Production operating guide for the File data connector (reading files from the local or mounted filesystem).

Authentication & Secrets​

The File connector has no authentication layer. Access control is enforced by the operating system:

  • The Spice runtime process must have read permission on the target file or directory.
  • For containers, mount source files as read-only volumes.
  • For Kubernetes, prefer ConfigMap / Secret / PersistentVolumeClaim mounts over host paths.

For secrets embedded in data files (credentials, tokens), encrypt at rest and restrict filesystem ACLs to the Spice process user.

Resilience Controls​

The File connector reads local files synchronously; there is no network layer, retry, or concurrency semaphore. Failures are filesystem errors (ENOENT, EACCES, EIO) and surface directly to the caller. Filesystem issues (e.g., an NFS mount going stale) must be handled at the infrastructure layer.

For hot-reloading of updated data files, accelerate the dataset and configure a refresh_interval — the connector re-reads the file on each refresh.

Capacity & Sizing​

  • Throughput: Bounded by local disk bandwidth. For NVMe and locally-attached SSDs, expect single-threaded reads of hundreds of MB/s for uncompressed formats and proportionally less for compressed formats due to CPU cost.
  • Memory: File reads are streamed; memory footprint is bounded by DataFusion's 8192-row record batch size.
  • Directory listings: Glob patterns and directory paths list the full matching set at plan time. For directories with tens of thousands of files, expect multi-second planning overhead.
  • Hive partitioning: Enable hive_partitioning_enabled: true when reading partitioned directories to prune at plan time.

File Formats​

See File Formats for format-specific parameters. Choose based on access pattern:

  • Parquet: Best for analytical reads. Column pruning and predicate pushdown apply.
  • CSV: Text-scan workloads only; set has_header and delimiter explicitly.
  • JSON (newline-delimited): Good for ad-hoc reads; schema inference cost is linear in sampled records.
  • Arrow IPC: Fastest for Spice-to-Spice data exchange.

Metrics​

The File connector does not register connector-specific instruments. Monitor via Spice's query execution metrics (query_duration_ms, query_processed_rows). See Component Metrics for general configuration.

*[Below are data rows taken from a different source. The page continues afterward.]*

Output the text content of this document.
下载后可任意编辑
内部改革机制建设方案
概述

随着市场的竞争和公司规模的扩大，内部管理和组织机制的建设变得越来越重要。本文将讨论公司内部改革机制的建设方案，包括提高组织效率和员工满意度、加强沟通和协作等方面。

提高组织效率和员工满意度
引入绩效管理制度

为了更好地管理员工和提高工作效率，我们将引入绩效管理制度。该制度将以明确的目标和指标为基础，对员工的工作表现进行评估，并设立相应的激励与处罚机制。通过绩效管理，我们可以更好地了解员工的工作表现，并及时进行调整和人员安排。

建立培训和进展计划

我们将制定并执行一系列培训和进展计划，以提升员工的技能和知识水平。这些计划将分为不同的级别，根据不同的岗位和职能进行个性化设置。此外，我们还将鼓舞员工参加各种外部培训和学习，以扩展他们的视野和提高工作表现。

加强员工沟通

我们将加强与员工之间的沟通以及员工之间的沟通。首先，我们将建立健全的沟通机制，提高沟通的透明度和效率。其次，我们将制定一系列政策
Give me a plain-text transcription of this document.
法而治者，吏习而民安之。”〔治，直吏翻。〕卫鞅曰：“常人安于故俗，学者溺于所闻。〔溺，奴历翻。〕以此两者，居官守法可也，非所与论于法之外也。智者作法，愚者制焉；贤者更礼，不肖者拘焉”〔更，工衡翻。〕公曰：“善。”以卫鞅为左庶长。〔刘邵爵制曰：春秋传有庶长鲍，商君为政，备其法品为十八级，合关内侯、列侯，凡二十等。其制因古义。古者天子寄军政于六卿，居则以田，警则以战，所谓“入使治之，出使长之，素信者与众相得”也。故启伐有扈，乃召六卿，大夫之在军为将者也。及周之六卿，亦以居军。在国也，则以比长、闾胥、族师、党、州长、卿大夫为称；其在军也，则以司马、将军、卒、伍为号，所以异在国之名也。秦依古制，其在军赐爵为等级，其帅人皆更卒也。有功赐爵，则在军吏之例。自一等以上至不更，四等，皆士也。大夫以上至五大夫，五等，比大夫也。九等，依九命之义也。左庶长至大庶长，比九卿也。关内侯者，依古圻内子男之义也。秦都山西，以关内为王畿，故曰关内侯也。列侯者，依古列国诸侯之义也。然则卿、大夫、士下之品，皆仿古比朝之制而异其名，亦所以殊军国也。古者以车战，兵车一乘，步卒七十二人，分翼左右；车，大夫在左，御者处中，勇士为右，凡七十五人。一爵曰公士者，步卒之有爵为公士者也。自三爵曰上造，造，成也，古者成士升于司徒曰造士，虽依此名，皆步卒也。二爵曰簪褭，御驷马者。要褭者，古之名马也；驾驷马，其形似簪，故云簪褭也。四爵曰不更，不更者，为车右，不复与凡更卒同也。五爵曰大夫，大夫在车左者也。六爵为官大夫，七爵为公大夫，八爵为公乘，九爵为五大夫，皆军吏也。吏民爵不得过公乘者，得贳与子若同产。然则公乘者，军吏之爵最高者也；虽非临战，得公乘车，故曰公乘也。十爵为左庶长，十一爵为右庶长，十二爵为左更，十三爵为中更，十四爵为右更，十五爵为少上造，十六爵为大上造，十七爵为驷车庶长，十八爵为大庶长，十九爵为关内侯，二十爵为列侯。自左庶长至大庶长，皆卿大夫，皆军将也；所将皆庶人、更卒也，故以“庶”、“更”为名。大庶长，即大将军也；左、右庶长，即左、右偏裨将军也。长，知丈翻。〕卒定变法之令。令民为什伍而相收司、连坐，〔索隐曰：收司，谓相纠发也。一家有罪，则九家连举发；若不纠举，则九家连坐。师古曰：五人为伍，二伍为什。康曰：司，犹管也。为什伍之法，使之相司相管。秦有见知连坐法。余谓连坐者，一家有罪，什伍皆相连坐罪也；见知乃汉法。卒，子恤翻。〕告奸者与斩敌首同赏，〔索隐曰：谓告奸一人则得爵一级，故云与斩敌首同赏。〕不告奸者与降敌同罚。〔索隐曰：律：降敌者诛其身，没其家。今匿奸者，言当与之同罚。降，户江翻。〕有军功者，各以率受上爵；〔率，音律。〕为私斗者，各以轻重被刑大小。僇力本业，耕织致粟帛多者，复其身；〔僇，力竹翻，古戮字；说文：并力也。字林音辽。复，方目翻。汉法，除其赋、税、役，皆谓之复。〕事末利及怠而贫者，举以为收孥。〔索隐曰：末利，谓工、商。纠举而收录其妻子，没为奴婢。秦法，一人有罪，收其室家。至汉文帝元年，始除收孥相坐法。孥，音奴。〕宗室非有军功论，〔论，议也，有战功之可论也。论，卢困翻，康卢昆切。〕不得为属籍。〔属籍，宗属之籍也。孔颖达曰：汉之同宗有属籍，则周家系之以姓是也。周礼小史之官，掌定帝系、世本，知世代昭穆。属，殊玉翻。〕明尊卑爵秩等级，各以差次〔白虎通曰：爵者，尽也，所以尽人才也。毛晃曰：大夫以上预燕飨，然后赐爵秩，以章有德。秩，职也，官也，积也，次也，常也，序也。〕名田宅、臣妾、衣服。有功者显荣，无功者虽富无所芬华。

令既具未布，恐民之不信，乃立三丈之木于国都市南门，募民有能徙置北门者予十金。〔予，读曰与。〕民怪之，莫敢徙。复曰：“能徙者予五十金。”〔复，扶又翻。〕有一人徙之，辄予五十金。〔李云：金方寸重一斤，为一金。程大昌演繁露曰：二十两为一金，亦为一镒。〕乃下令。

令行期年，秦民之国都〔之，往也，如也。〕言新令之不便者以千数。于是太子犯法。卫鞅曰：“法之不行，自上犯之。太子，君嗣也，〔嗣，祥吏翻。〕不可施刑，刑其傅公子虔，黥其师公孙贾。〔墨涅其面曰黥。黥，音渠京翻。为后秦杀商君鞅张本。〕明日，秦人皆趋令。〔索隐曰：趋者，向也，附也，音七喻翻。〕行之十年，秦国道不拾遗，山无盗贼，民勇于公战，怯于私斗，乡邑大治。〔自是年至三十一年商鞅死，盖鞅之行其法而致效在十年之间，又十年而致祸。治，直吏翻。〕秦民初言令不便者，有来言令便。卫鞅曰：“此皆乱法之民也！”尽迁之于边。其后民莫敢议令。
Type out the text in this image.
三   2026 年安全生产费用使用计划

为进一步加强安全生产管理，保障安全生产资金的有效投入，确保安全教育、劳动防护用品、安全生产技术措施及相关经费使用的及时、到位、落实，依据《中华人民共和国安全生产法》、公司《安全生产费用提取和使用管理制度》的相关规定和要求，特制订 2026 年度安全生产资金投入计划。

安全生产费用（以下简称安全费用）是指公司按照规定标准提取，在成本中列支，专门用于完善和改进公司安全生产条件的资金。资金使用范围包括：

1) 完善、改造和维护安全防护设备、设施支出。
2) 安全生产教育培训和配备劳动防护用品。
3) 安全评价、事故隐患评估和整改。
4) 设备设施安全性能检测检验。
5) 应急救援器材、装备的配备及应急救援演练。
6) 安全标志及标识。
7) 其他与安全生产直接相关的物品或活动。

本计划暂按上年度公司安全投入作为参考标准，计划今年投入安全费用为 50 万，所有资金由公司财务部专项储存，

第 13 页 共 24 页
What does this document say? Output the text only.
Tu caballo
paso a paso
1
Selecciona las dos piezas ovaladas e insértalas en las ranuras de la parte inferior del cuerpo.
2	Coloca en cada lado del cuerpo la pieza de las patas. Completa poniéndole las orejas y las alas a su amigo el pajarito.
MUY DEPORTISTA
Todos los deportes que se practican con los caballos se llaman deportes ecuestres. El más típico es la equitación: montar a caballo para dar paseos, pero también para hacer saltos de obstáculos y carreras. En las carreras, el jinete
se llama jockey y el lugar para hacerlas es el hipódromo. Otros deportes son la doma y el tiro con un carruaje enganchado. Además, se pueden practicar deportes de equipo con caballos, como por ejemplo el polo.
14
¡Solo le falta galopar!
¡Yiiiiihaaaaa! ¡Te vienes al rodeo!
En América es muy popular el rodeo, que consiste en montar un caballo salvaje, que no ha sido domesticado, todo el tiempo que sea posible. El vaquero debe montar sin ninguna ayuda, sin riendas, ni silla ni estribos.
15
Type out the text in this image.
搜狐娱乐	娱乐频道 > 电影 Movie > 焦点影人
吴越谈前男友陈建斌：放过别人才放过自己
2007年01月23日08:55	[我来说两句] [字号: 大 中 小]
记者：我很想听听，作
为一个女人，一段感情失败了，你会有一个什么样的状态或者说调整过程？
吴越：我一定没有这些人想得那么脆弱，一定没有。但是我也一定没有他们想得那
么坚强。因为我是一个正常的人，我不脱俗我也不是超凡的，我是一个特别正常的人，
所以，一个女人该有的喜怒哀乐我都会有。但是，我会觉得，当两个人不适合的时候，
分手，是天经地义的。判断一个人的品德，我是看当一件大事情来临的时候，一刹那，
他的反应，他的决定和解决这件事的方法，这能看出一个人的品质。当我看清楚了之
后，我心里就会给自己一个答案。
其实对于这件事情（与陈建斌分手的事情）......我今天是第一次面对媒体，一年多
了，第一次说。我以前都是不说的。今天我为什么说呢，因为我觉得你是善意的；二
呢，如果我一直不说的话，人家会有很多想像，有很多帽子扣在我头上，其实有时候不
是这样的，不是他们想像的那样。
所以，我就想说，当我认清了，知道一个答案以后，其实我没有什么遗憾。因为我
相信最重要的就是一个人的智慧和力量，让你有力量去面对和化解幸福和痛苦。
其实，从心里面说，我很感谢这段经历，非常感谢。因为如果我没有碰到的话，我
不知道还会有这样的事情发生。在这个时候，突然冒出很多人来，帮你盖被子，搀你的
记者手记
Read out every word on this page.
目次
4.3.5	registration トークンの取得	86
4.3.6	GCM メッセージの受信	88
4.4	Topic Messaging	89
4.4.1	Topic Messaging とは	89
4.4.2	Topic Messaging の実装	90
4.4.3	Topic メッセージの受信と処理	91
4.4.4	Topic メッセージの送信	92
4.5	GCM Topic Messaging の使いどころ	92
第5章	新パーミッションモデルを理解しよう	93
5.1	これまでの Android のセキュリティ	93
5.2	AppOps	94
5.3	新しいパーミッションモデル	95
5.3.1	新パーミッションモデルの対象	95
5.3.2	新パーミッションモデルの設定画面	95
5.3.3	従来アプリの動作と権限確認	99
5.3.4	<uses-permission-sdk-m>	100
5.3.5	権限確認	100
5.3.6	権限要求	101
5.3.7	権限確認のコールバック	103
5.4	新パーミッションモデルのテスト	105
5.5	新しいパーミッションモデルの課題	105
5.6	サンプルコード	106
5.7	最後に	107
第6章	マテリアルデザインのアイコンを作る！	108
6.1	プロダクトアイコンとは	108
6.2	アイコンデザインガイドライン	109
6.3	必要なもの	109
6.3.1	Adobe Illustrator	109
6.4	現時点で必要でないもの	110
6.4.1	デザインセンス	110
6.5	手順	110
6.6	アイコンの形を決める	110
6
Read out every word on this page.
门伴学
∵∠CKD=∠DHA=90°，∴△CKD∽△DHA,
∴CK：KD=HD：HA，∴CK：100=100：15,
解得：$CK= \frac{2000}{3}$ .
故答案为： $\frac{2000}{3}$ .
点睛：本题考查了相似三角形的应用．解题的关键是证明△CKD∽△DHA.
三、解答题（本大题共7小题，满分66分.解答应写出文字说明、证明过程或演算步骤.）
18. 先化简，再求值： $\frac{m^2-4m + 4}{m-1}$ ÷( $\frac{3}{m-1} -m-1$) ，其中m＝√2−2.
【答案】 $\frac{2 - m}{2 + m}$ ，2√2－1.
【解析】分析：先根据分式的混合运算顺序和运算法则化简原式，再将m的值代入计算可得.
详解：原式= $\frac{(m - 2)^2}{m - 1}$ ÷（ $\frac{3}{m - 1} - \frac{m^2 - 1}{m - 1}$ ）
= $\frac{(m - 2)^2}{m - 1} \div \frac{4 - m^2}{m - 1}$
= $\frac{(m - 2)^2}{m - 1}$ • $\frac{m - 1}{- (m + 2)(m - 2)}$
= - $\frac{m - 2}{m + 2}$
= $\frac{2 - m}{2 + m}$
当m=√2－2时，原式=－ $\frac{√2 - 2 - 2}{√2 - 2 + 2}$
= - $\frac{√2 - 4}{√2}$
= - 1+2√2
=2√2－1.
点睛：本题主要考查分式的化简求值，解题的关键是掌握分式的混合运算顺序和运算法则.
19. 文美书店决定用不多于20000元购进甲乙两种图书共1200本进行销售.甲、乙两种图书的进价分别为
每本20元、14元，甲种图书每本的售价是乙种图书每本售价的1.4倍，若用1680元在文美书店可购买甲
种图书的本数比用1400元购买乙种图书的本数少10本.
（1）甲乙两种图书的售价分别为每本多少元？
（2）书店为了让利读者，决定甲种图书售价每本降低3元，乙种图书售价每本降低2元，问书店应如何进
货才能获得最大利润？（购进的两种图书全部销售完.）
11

For filesystem-level issues (disk utilization, IOPS), use the underlying OS metrics (Prometheus node_exporter, CloudWatch agent, etc.).

Task History​

File reads participate in task history through DataFusion's execution-plan spans. Listings, opens, and reads are attributed to the enclosing sql_query or accelerated_table_refresh task.

Known Limitations​

  • Read-only: The File connector cannot write.
  • No file watching: File updates are not detected automatically; use refresh_interval on an accelerated dataset to pick up changes.
  • Container portability: Hard-coded file:// paths in a spicepod are non-portable across environments; parameterize via env vars or use network-mounted paths with consistent mount points.
  • Large CSVs: CSV reads are single-threaded; prefer Parquet for datasets larger than a few GB.

Troubleshooting​

SymptomLikely causeResolution
No such file or directoryPath typo, wrong working directory, or missing mount.Verify the file exists from the Spice process context (ls inside the container).
Permission deniedSpice process user lacks read permission.Adjust file ACLs or mount with appropriate UID/GID.
Schema inference is slow for JSONLarge file with sparse fields sampled.Provide an explicit schema, or sample fewer records.
Planning time dominates for glob patternsVery large directory listings.Prune with Hive partitioning or break the dataset into narrower prefixes.
Query returns old data after file was replacedNo file watch; Spice sees cached schema.Set refresh_interval on an accelerated dataset, or restart the runtime.